For more than a decade, Dawn Comstock has studied sports injuries among high school athletes, collecting data from hundreds of high schools across the country.
She says after going over all the numbers, something began to stand out about men and women’s lacrosse.
“We really just set out to ask the question, "how much of the concussions of girls lacrosse could be directly attributed to the fact that they are prohibited from wearing the hard shell helmet with the full facemask that’s required in boys lacrosse?" said Comstock.
Ann Kitt Carpenetti from US Lacrosse says the differences create almost a different game with different issues.
“The game rules are different, the culture is different, we do recognize that injuries do occur in both games," said Carpenetti.
There’s no body checking, basically a running shove, in women’s lacrosse like there is in the men’s game. Because of that rule, women's lacrosse players don't wear helmets.
But Comstock and fellow professor Sarah Fields found that rule isn't keeping female players from getting hurt.
“What we found was 72.7% of all of the concussions among girls high school lacrosse players resulted from being struck by a stick or a ball," said Comstock.

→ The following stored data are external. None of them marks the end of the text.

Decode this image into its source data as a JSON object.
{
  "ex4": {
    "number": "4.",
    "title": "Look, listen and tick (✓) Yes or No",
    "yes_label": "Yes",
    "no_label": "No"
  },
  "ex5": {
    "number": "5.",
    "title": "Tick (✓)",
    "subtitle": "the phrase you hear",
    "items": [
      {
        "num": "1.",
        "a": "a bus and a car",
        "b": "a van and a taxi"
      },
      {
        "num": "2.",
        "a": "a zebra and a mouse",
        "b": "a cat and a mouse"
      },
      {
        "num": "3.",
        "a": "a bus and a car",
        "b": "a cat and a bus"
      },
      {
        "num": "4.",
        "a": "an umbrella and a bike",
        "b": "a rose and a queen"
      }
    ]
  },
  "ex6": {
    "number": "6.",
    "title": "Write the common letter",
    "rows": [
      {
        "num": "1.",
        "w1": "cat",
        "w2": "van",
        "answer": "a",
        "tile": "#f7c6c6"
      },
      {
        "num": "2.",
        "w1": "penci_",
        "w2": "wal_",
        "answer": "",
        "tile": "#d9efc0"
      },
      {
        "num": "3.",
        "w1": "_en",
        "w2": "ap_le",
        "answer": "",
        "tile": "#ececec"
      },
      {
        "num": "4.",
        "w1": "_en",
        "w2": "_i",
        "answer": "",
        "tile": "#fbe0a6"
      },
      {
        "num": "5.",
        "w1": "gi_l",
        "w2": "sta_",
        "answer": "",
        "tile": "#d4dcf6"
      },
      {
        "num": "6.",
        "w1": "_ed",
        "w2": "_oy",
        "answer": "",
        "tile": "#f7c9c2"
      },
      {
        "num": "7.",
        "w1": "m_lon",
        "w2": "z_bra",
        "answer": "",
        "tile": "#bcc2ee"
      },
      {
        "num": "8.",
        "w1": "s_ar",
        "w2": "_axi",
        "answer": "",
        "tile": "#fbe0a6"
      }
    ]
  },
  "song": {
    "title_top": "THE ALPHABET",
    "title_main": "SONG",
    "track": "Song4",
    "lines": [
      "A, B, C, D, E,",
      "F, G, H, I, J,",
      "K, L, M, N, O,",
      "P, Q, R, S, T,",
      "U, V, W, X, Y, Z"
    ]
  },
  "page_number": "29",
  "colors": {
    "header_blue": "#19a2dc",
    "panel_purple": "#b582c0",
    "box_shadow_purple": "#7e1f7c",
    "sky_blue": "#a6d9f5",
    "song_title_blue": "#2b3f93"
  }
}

Almost three quarters of concussions among women's players have nothing to do with player-to-player contact.
The researchers estimated that by requiring them to wear helmets, they could reduce the total concussions in the sport by 45%
“61.5% of the concussions that resulted from being hit by the stick or the ball in girls lacrosse players could have been prevented if they had been wearing the same helmet the hard shell helmet with the full facemask that boys lacrosse players are required to wear,” said Comstock.
US Lacrosse says it has a helmet designed for women’s lacrosse and is testing it in Florida
“In terms of the rate of head injuries caused by stick and ball, some concussive, some other, we agree it was notable. And that’s why we led the development of the ASTM head gear back in 2008,” said Carpenetti.
The helmet is softer and has less coverage than the male helmet, and right now it’s optional in all states except Florida. Depending on the results of an ongoing study of it’s effectiveness it could be rolled out across the country.
But for Fields and Comstock, that rollout is inching along at a painful rate.
"Sport culture, loves to move at a glacial pace, I mean we're still arguing about designated hitters in baseball. So we don't like change in sport and we pretend like change can't happen in sport," said Sarah Fields, CU Denver.
Change Comstock and Fields say would help prevent nearly half the concussions in women’s lacrosse.